In the download direction (tahoe cp REMOTE LOCAL), the backupdb should also be used, to let us skip a download of a file that's already been downloaded. When a Tahoe file is downloaded and written to local disk, a path+timestamps-to-URI entry should be added to the db. Before downloading a file to local disk, the disk should be checked for an existing file with the same timestamps: if present, and if the URI matches the URI that was going to be downloaded, the download should be skipped.
Change History (7)
comment:1 Changed at 2009-12-07T02:49:43Z by davidsarah
- Keywords cp usability added
comment:2 Changed at 2009-12-07T03:08:46Z by davidsarah
- Keywords newcaps added
Plaintext hashes would be a more robust way of doing this than URI+timestamp (but dependent on #453).
IOW, for downloading a file:
- if the source cap is to an immutable file, the read cap might be sufficient to verify that the existing copy has the same plaintext hash.
- if the source cap is to a mutable file, cp would need to go to the servers to find the concensus value for the plaintext hash of the current version. Then it would proceed as for an immutable file.
If the existing file is the correct one, it should still be touched to update its mtime.
For uploading a file, if there is an existing copy then you would have to verify it.
The storage server protocol and webapi would need to be able to return a hash of the file first. (See http://www.usenix.org/events/nsdi04/tech/full_papers/mogul/mogul.pdf for a similar protocol with some relevant discussion of design issues.)
comment:3 Changed at 2009-12-07T03:14:06Z by davidsarah
- Keywords performance added
comment:4 Changed at 2009-12-07T03:22:42Z by davidsarah
- Summary changed from "tahoe cp" should use backupdb, in both directions to "tahoe cp" should avoid full upload/download when the destination already exists (using backupdb and/or plaintext hashes)
comment:5 Changed at 2010-02-12T05:03:27Z by davidsarah
- Keywords tahoe-cp added; cp removed
comment:6 Changed at 2015-04-17T18:48:05Z by lpirl
- Cc tahoe-lafs.org@… added
- Description modified (diff)
comment:7 Changed at 2015-04-17T22:54:51Z by daira
This may interact with the planned magic folder db (see docs/proposed/magic-folder/filesystem-integration.rst).

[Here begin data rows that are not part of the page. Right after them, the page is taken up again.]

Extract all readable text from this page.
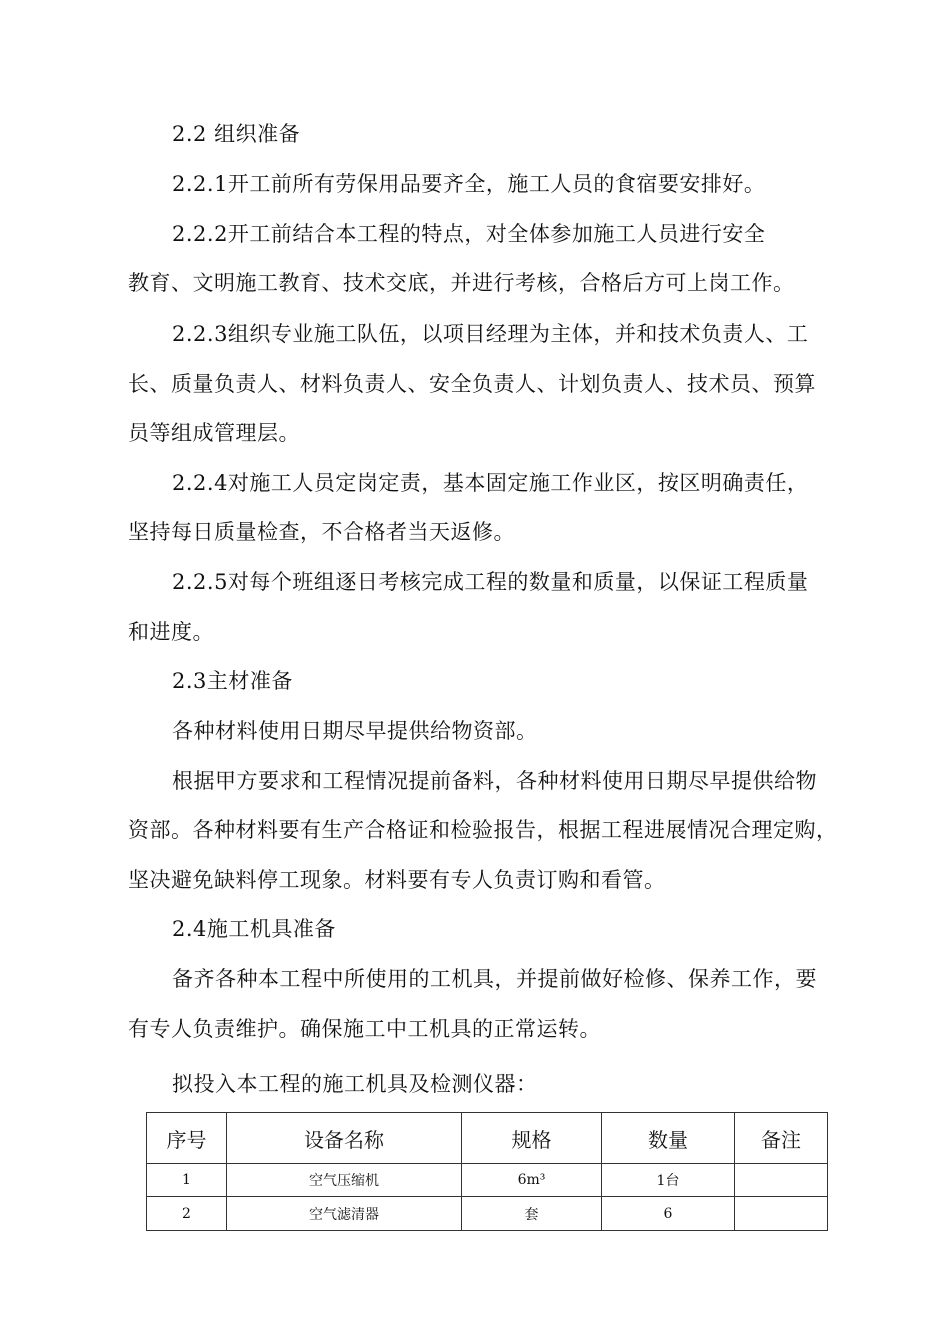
2.2 组织准备
2.2.1开工前所有劳保用品要齐全，施工人员的食宿要安排好。
2.2.2开工前结合本工程的特点，对全体参加施工人员进行安全
教育、文明施工教育、技术交底，并进行考核，合格后方可上岗工作。
2.2.3组织专业施工队伍，以项目经理为主体，并和技术负责人、工
长、质量负责人、材料负责人、安全负责人、计划负责人、技术员、预算
员等组成管理层。
2.2.4对施工人员定岗定责，基本固定施工作业区，按区明确责任，
坚持每日质量检查，不合格者当天返修。
2.2.5对每个班组逐日考核完成工程的数量和质量，以保证工程质量
和进度。
2.3主材准备
各种材料使用日期尽早提供给物资部。
根据甲方要求和工程情况提前备料，各种材料使用日期尽早提供给物
资部。各种材料要有生产合格证和检验报告，根据工程进展情况合理定购，
坚决避免缺料停工现象。材料要有专人负责订购和看管。
2.4施工机具准备
备齐各种本工程中所使用的工机具，并提前做好检修、保养工作，要
有专人负责维护。确保施工中工机具的正常运转。
拟投入本工程的施工机具及检测仪器：
序号	设备名称	规格	数量	备注
1	空气压缩机	6m³	1台	
2	空气滤清器	套	6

I think this should be gated by an option that is not the default (or else make it the default for a new command called something other than cp). Otherwise, if anything goes wrong then it won't be obvious that the backupdb could be at fault; users are likely consider tahoe cp to be a lower-level operation that copies files unconditionally, like Unix cp does.